A cephalosporin antibiotic has been used as the standard to prevent infections in women undergoing cesarean delivery; however, this study looked at using azithromycin as an additional antibiotic. Women having C-sections can suffer from a variety of infections included in the primary outcome. These infections include endometritis, cesarean wound infection, abscess, sepsis, septic pelvic thrombophlebitis, pyelonephritis, pneumonia and meningitis. Secondary outcomes include neonatal morbidities and adverse effects. The usual antibiotics being used may not always reduce these infections because they do not control some organisms such as Ureaplasmas, which are frequently associated with post-cesarean delivery infections.

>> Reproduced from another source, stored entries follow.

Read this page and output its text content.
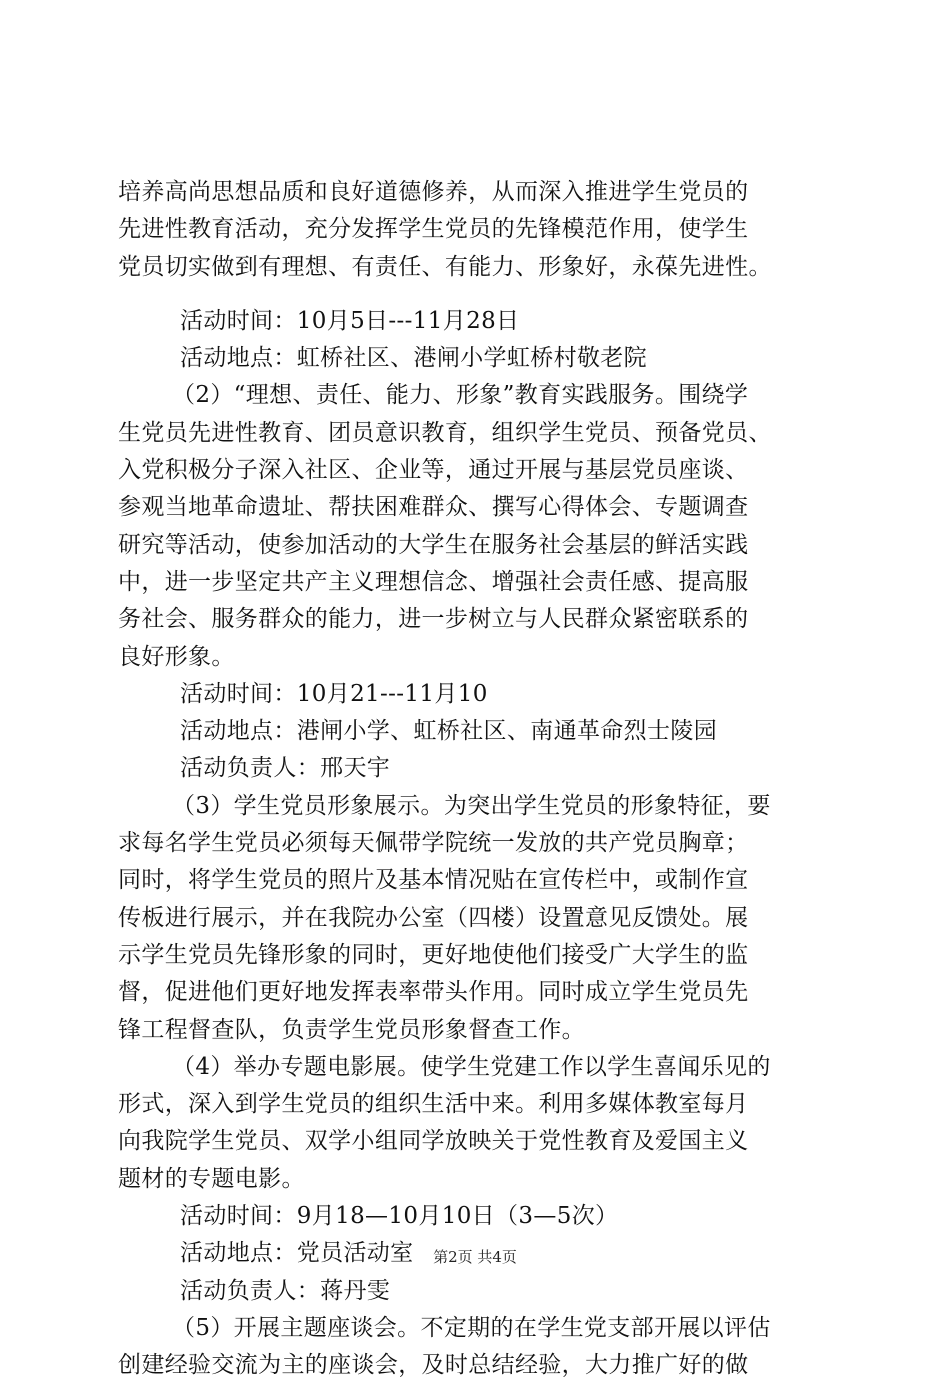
培养高尚思想品质和良好道德修养，从而深入推进学生党员的
先进性教育活动，充分发挥学生党员的先锋模范作用，使学生
党员切实做到有理想、有责任、有能力、形象好，永葆先进性。
活动时间：10月5日---11月28日
活动地点：虹桥社区、港闸小学虹桥村敬老院
（2）“理想、责任、能力、形象”教育实践服务。围绕学
生党员先进性教育、团员意识教育，组织学生党员、预备党员、
入党积极分子深入社区、企业等，通过开展与基层党员座谈、
参观当地革命遗址、帮扶困难群众、撰写心得体会、专题调查
研究等活动，使参加活动的大学生在服务社会基层的鲜活实践
中，进一步坚定共产主义理想信念、增强社会责任感、提高服
务社会、服务群众的能力，进一步树立与人民群众紧密联系的
良好形象。
活动时间：10月21---11月10
活动地点：港闸小学、虹桥社区、南通革命烈士陵园
活动负责人：邢天宇
（3）学生党员形象展示。为突出学生党员的形象特征，要
求每名学生党员必须每天佩带学院统一发放的共产党员胸章；
同时，将学生党员的照片及基本情况贴在宣传栏中，或制作宣
传板进行展示，并在我院办公室（四楼）设置意见反馈处。展
示学生党员先锋形象的同时，更好地使他们接受广大学生的监
督，促进他们更好地发挥表率带头作用。同时成立学生党员先
锋工程督查队，负责学生党员形象督查工作。
（4）举办专题电影展。使学生党建工作以学生喜闻乐见的
形式，深入到学生党员的组织生活中来。利用多媒体教室每月
向我院学生党员、双学小组同学放映关于党性教育及爱国主义
题材的专题电影。
活动时间：9月18—10月10日（3—5次）
活动地点：党员活动室
活动负责人：蒋丹雯
（5）开展主题座谈会。不定期的在学生党支部开展以评估
创建经验交流为主的座谈会，及时总结经验，大力推广好的做
第2页 共4页
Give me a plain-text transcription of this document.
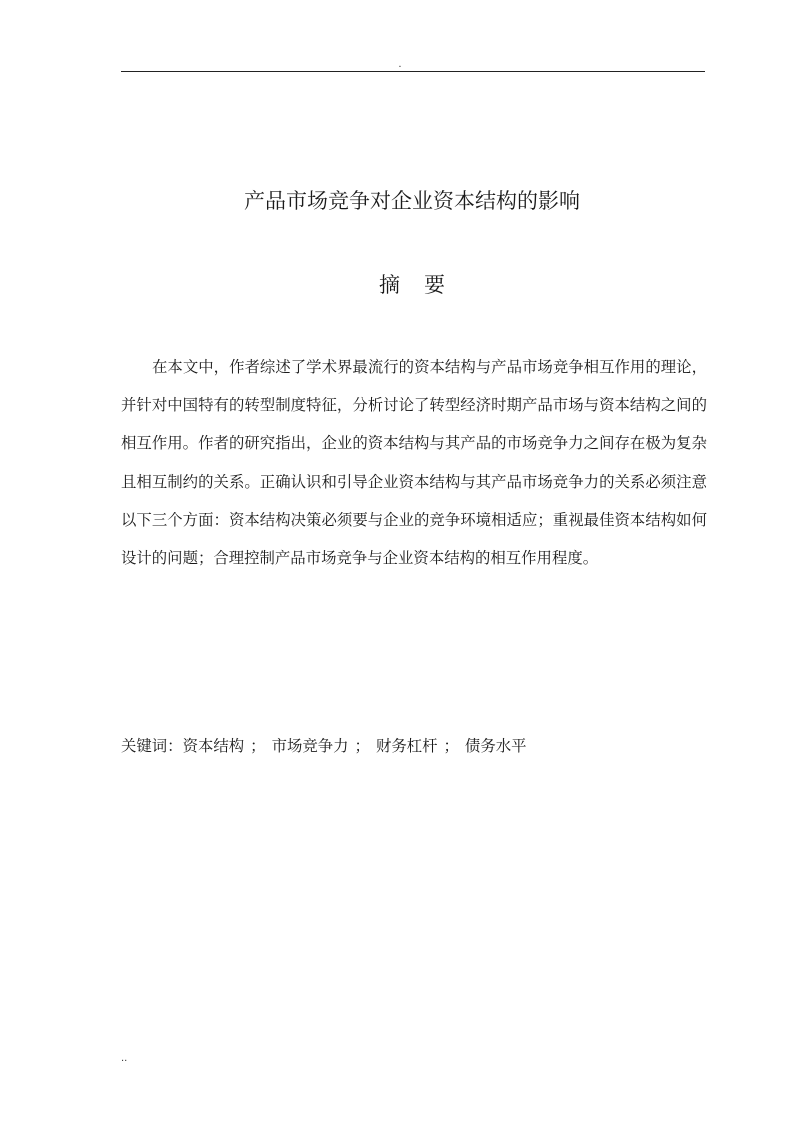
.
产品市场竞争对企业资本结构的影响
摘要

在本文中，作者综述了学术界最流行的资本结构与产品市场竞争相互作用的理论，并针对中国特有的转型制度特征，分析讨论了转型经济时期产品市场与资本结构之间的相互作用。作者的研究指出，企业的资本结构与其产品的市场竞争力之间存在极为复杂且相互制约的关系。正确认识和引导企业资本结构与其产品市场竞争力的关系必须注意以下三个方面：资本结构决策必须要与企业的竞争环境相适应；重视最佳资本结构如何设计的问题；合理控制产品市场竞争与企业资本结构的相互作用程度。

关键词：资本结构 ； 市场竞争力 ； 财务杠杆 ； 债务水平
..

The study, titled Azithromycin-based extended spectrum antibiotic prophylaxis for non-elective cesarean delivery; a pragmatic multicenter placebo-controlled double-blind randomized, controlled trial, looked at women with singletons who had C-sections during labor or at least four hours after membrane rupture. All women received the standard antibiotic. Subjects were randomized to also receive either 500mg azithromycin or identical placebo. Study medication was given preferably up to one hour pre-incision (or as soon as possible after). Of 17,790 women screened from April 2011 to November 2014, 2,013 women were randomized to the azithromycin (1,019) or the placebo (994) at 14 sites.

"Pregnancy-associated infection is a major cause of death; our findings support the use of azithromycin in addition to the standard cephalosporin for cesarean delivery in women at high risk of infection," says Alan Tita, MD, Ph., professor of the Department of Obstetrics and Gynecology and Center for Women's Reproductive Health at the University of Alabama in Birmingham. Tita will present the findings at the SMFM annual meeting.

The conclusion was that adding azithromycin to the usual antibiotic for non-elective cesarean delivery reduced post-cesarean delivery infections and severe adverse maternal events at no difference in neonatal outcomes.